Разгоряченный всадник вдруг будто сник в седле. Торн, не оглядываясь, вывел своего коня из ворот, я вклинилась следом. За моей спиной шумно дышали. То ли лошадь после бешеного забега до ворот, то ли этот Атари, не признавший син-тара в одеждах простолюдина. То ли оба сразу. Хм, Атари. Знакомое имя…
— А, это и есть тот твой драгоценный слуга? — я постаралась вложить в голос поменьше ехидства.
— Господин Торн…, — послышалось за спиной. — Пусть господин прикажет умереть за мою оплошность! Я оскорбил …

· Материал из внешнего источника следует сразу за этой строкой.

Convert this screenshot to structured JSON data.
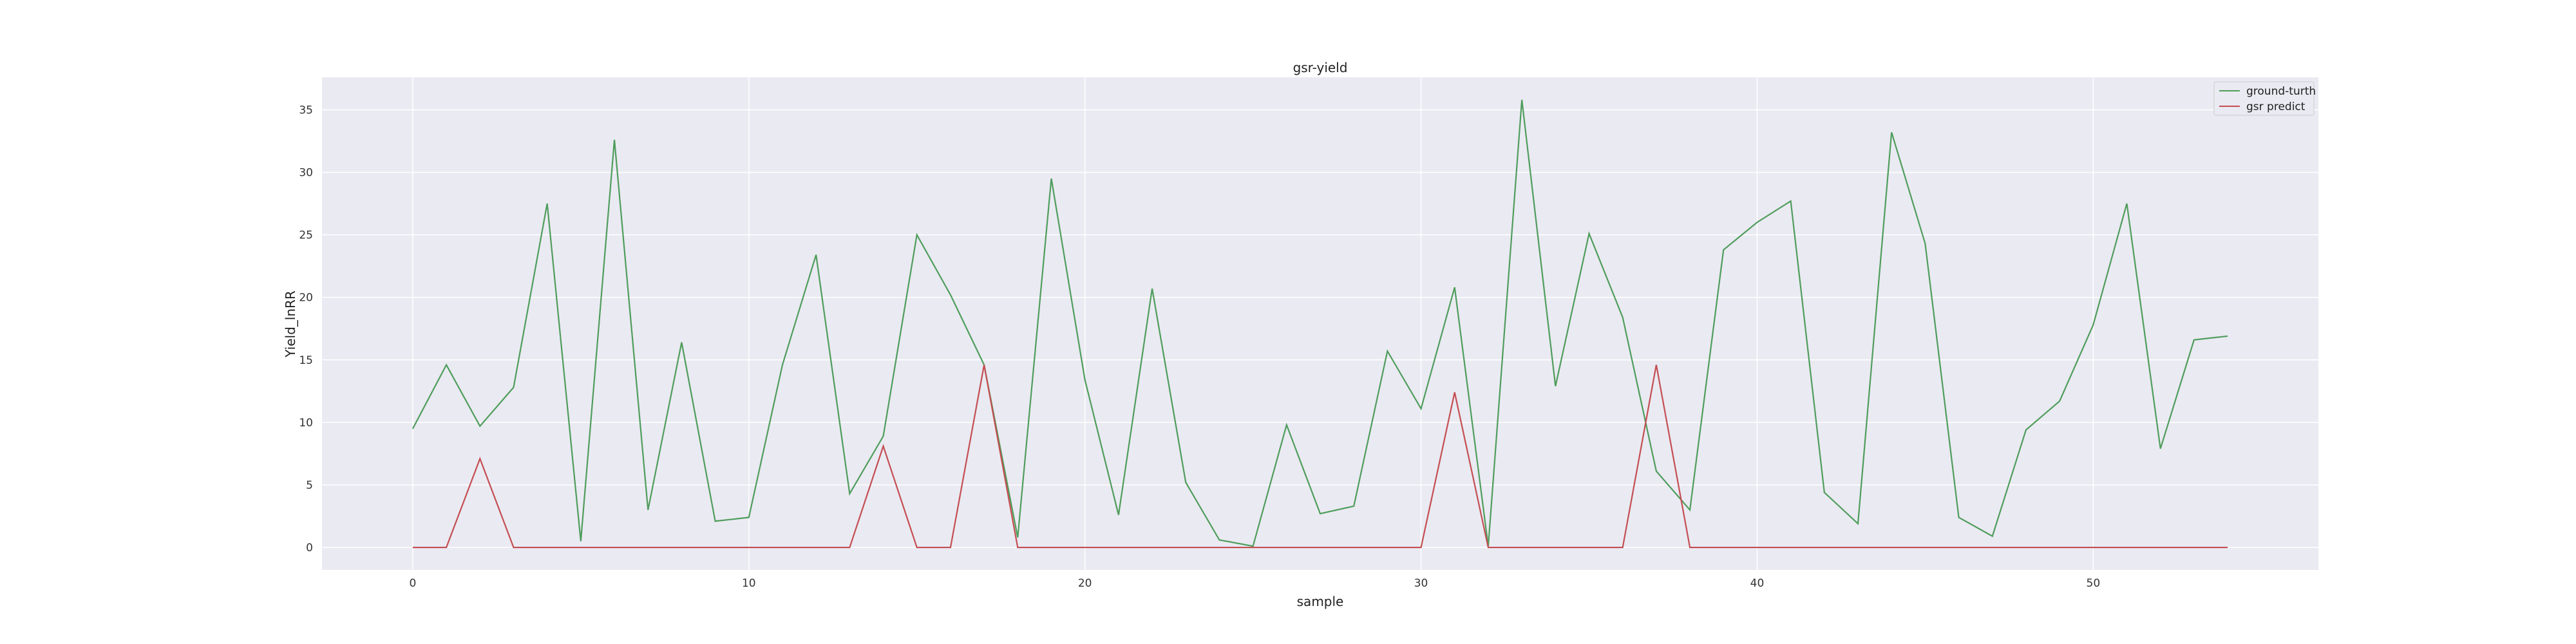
{
  "chart_data": {
    "type": "line",
    "title": "gsr-yield",
    "xlabel": "sample",
    "ylabel": "Yield_lnRR",
    "xlim": [
      -2.7,
      56.7
    ],
    "ylim": [
      -1.8,
      37.6
    ],
    "xticks": [
      0,
      10,
      20,
      30,
      40,
      50
    ],
    "yticks": [
      0,
      5,
      10,
      15,
      20,
      25,
      30,
      35
    ],
    "grid": true,
    "legend_position": "top-right",
    "x": [
      0,
      1,
      2,
      3,
      4,
      5,
      6,
      7,
      8,
      9,
      10,
      11,
      12,
      13,
      14,
      15,
      16,
      17,
      18,
      19,
      20,
      21,
      22,
      23,
      24,
      25,
      26,
      27,
      28,
      29,
      30,
      31,
      32,
      33,
      34,
      35,
      36,
      37,
      38,
      39,
      40,
      41,
      42,
      43,
      44,
      45,
      46,
      47,
      48,
      49,
      50,
      51,
      52,
      53,
      54
    ],
    "series": [
      {
        "name": "ground-turth",
        "color": "#4f9d5c",
        "values": [
          9.5,
          14.6,
          9.7,
          12.8,
          27.5,
          0.5,
          32.6,
          3.0,
          16.4,
          2.1,
          2.4,
          14.6,
          23.4,
          4.3,
          8.9,
          25.0,
          20.2,
          14.6,
          0.8,
          29.5,
          13.4,
          2.6,
          20.7,
          5.2,
          0.6,
          0.1,
          9.8,
          2.7,
          3.3,
          15.7,
          11.1,
          20.8,
          0.1,
          35.8,
          12.9,
          25.1,
          18.4,
          6.1,
          3.0,
          23.8,
          26.0,
          27.7,
          4.4,
          1.9,
          33.2,
          24.3,
          2.4,
          0.9,
          9.4,
          11.7,
          17.8,
          27.5,
          7.9,
          16.6,
          16.9
        ]
      },
      {
        "name": "gsr predict",
        "color": "#c44e52",
        "values": [
          0,
          0,
          7.1,
          0,
          0,
          0,
          0,
          0,
          0,
          0,
          0,
          0,
          0,
          0,
          8.1,
          0,
          0,
          14.6,
          0,
          0,
          0,
          0,
          0,
          0,
          0,
          0,
          0,
          0,
          0,
          0,
          0,
          12.4,
          0,
          0,
          0,
          0,
          0,
          14.6,
          0,
          0,
          0,
          0,
          0,
          0,
          0,
          0,
          0,
          0,
          0,
          0,
          0,
          0,
          0,
          0,
          0
        ]
      }
    ]
  },
  "colors": {
    "plot_background": "#eaeaf2",
    "grid": "#ffffff"
  }
}
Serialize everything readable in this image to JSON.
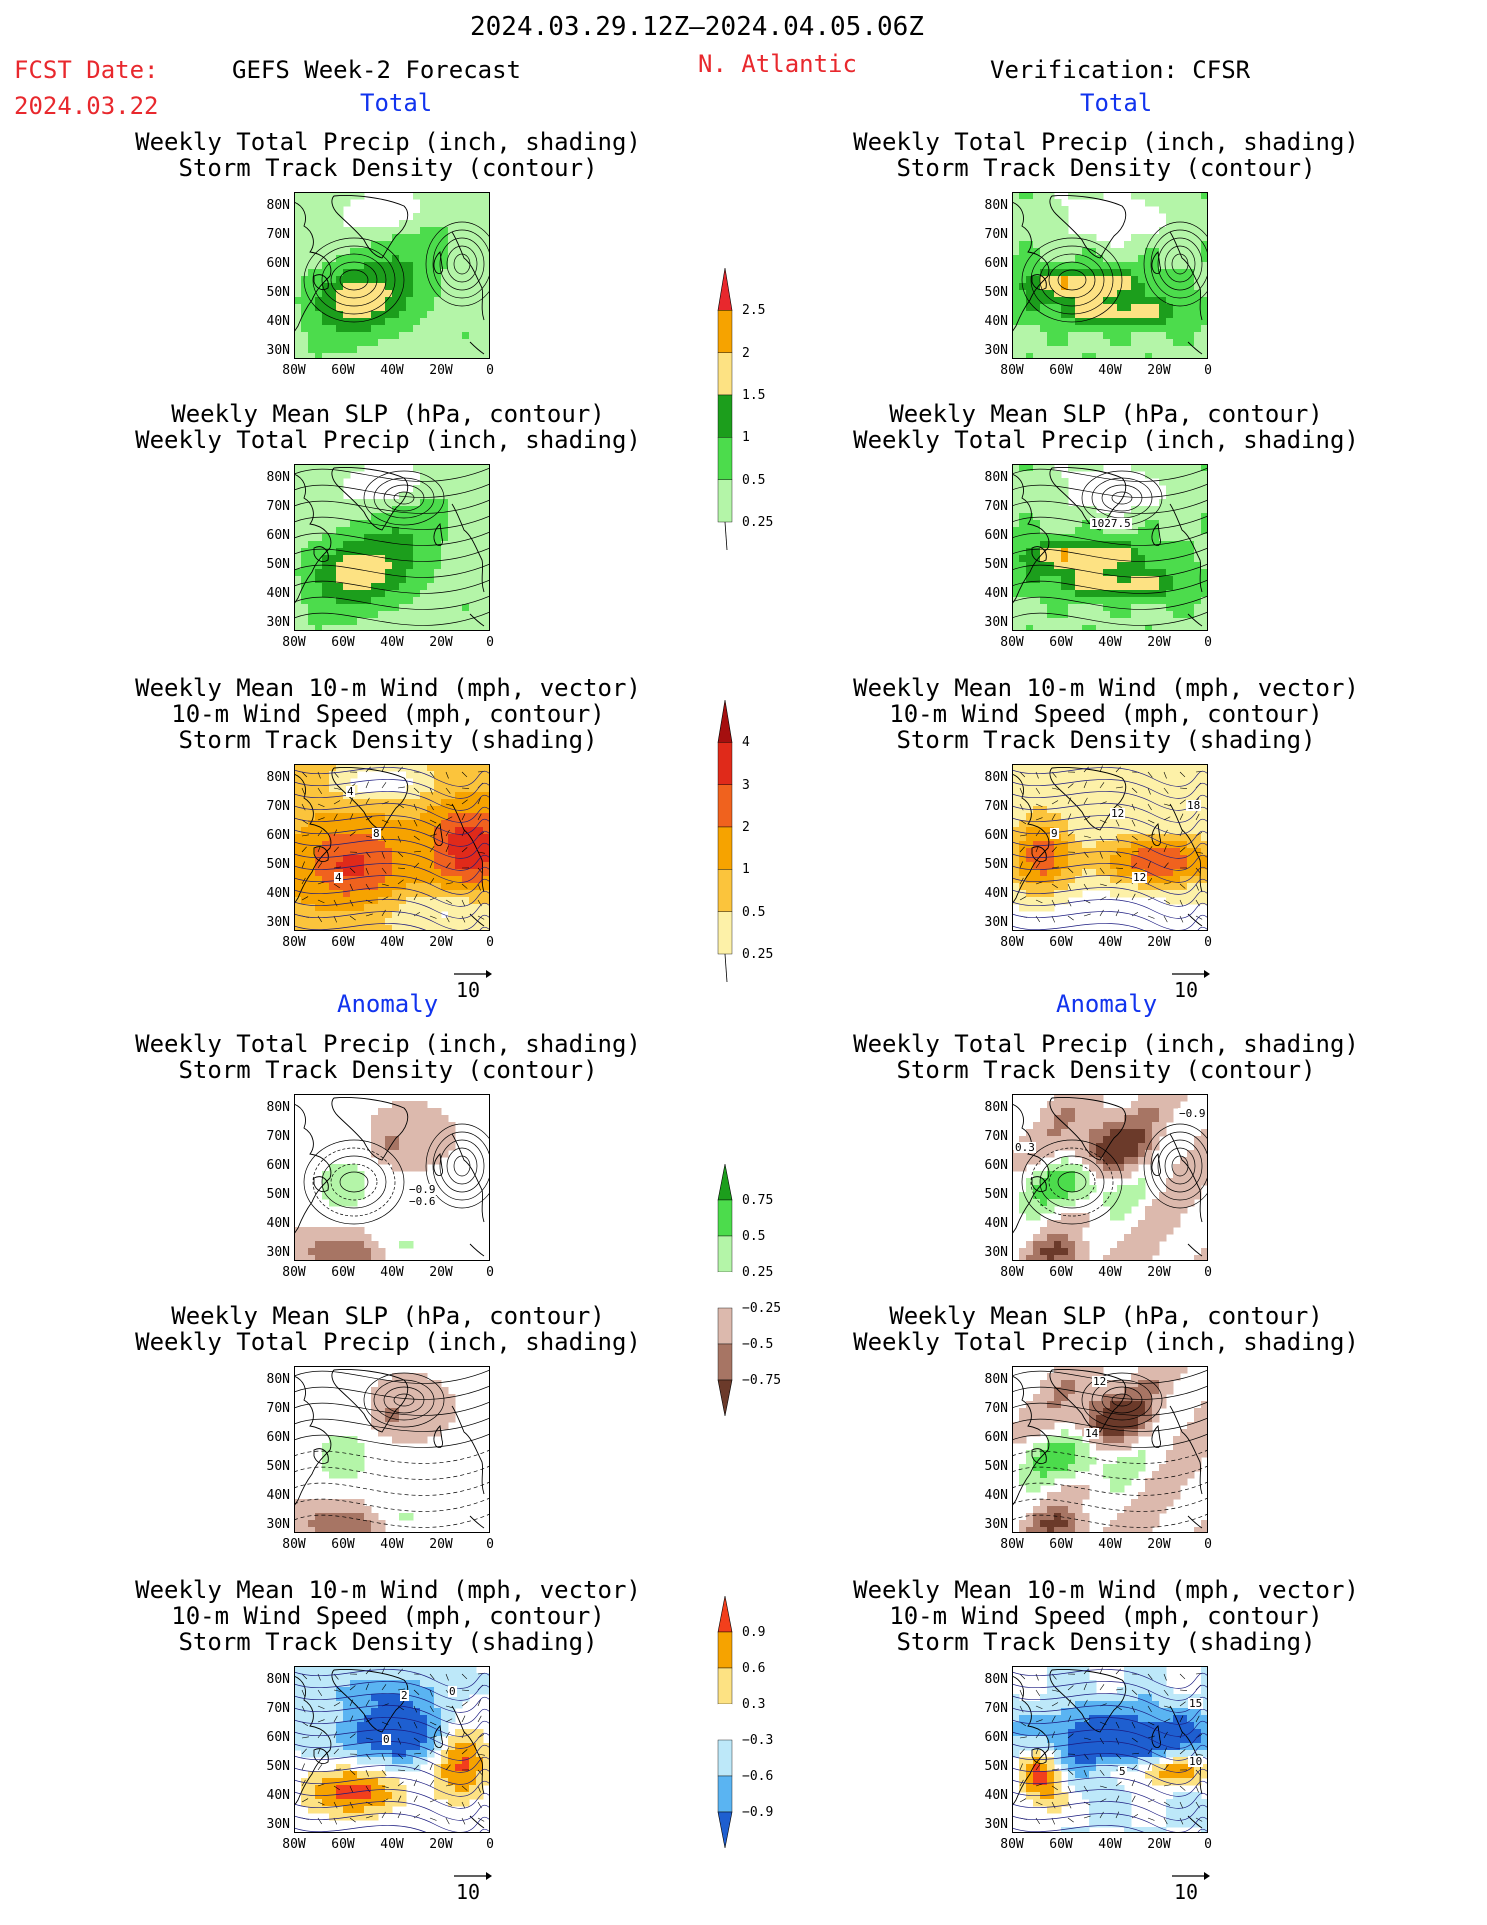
{
  "header": {
    "date_range": "2024.03.29.12Z–2024.04.05.06Z",
    "fcst_label": "FCST Date:",
    "fcst_date": "2024.03.22",
    "left_title": "GEFS Week-2 Forecast",
    "region": "N. Atlantic",
    "right_title": "Verification: CFSR"
  },
  "sections": {
    "total": "Total",
    "anomaly": "Anomaly"
  },
  "panels": [
    {
      "id": "fc-precip-track",
      "l1": "Weekly Total Precip (inch, shading)",
      "l2": "Storm Track Density (contour)",
      "l3": ""
    },
    {
      "id": "fc-slp-precip",
      "l1": "Weekly Mean SLP (hPa, contour)",
      "l2": "Weekly Total Precip (inch, shading)",
      "l3": ""
    },
    {
      "id": "fc-wind-track",
      "l1": "Weekly Mean 10-m Wind (mph, vector)",
      "l2": "10-m Wind Speed (mph, contour)",
      "l3": "Storm Track Density (shading)"
    },
    {
      "id": "fc-anom-precip-track",
      "l1": "Weekly Total Precip (inch, shading)",
      "l2": "Storm Track Density (contour)",
      "l3": ""
    },
    {
      "id": "fc-anom-slp-precip",
      "l1": "Weekly Mean SLP (hPa, contour)",
      "l2": "Weekly Total Precip (inch, shading)",
      "l3": ""
    },
    {
      "id": "fc-anom-wind-track",
      "l1": "Weekly Mean 10-m Wind (mph, vector)",
      "l2": "10-m Wind Speed (mph, contour)",
      "l3": "Storm Track Density (shading)"
    }
  ],
  "axes": {
    "lat_labels": [
      "80N",
      "70N",
      "60N",
      "50N",
      "40N",
      "30N"
    ],
    "lon_labels": [
      "80W",
      "60W",
      "40W",
      "20W",
      "0"
    ]
  },
  "colorbars": {
    "precip_total": {
      "labels": [
        "2.5",
        "2",
        "1.5",
        "1",
        "0.5",
        "0.25"
      ],
      "colors": [
        "#e8282d",
        "#f6a300",
        "#fde283",
        "#1c9e1c",
        "#4cdc4c",
        "#b4f5a8"
      ]
    },
    "track_total": {
      "labels": [
        "4",
        "3",
        "2",
        "1",
        "0.5",
        "0.25"
      ],
      "colors": [
        "#a50f0f",
        "#e02a1a",
        "#f0621e",
        "#f6a300",
        "#fbc43c",
        "#fdf1a8"
      ]
    },
    "precip_anom": {
      "labels": [
        "0.75",
        "0.5",
        "0.25",
        "−0.25",
        "−0.5",
        "−0.75"
      ],
      "colors": [
        "#1c9e1c",
        "#4cdc4c",
        "#b4f5a8",
        "#ffffff",
        "#dcb9ad",
        "#a77564",
        "#6b3a2a"
      ]
    },
    "track_anom": {
      "labels": [
        "0.9",
        "0.6",
        "0.3",
        "−0.3",
        "−0.6",
        "−0.9"
      ],
      "colors": [
        "#f23f1c",
        "#f6a300",
        "#fde283",
        "#ffffff",
        "#bde8f9",
        "#5ab4f2",
        "#1e5fd0"
      ]
    }
  },
  "vector_ref": "10",
  "contour_labels": {
    "fc_wind": [
      "4",
      "8",
      "4"
    ],
    "ver_slp": [
      "1027.5"
    ],
    "ver_wind": [
      "9",
      "12",
      "12",
      "18"
    ],
    "fc_anom_track": [
      "−0.9",
      "−0.6"
    ],
    "ver_anom_track": [
      "0.3",
      "−0.9"
    ],
    "ver_anom_slp": [
      "12",
      "14"
    ],
    "fc_anom_wind": [
      "2",
      "0",
      "0"
    ],
    "ver_anom_wind": [
      "15",
      "10",
      "5"
    ]
  }
}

Син-тар осадил коня на обочине. Я остановила свою лошадь рядом. Атари сидел в своем седле, не смея поднять глаз. Где-то дальше на дороге, убегающей от ворот в сторону леса, слышался быстрый перестук копыт. В осеннем воздухе мне почудился аромат гвоздики — вина? Разочарование?
— Умереть ты всегда успеешь, — буркнул Торн. — Сейчас совершенно не до этого. Ты ведь знаешь о гибели моего отца?
— Да, господин син-тар. Я потому так спешил в Торико, едва вести о кончине тара достигли…
— Короче! — ладонь Торна рубанула воздух, обрывая Атари на полуслове. — И давай-ка без чинов, тошно от них! Чтобы стать таром, мне нужно выполнить пять заданий, которые перед смертью назначил отец. Точнее, уже четыре. Кстати, познакомься, это Руэна, моя… э-э-э… мой личный повар. Из благородного рода поваров… э-э-э, Икури.
О, да никак меня повысили! Из бессловесной послушницы захолустного храма — в личные повара, да еще и благородные. Выразительно глянув на Торна, я приветливо помахала Атари посохом. Слуга смерил меня настороженным взглядом. В крестьянской серой одежде я явно не походила благородного придворного повара, но с другой стороны, и господин был одет точно так же. Я не смогла бы прочитать мысли Атари и в лучшие времена. Но готова поспорить на Торнову катану против горсти опавших листьев, думал он примерно так: «Господа переоделись в крестьянскую одежду, и не мне, худородному, спрашивать их о причинах».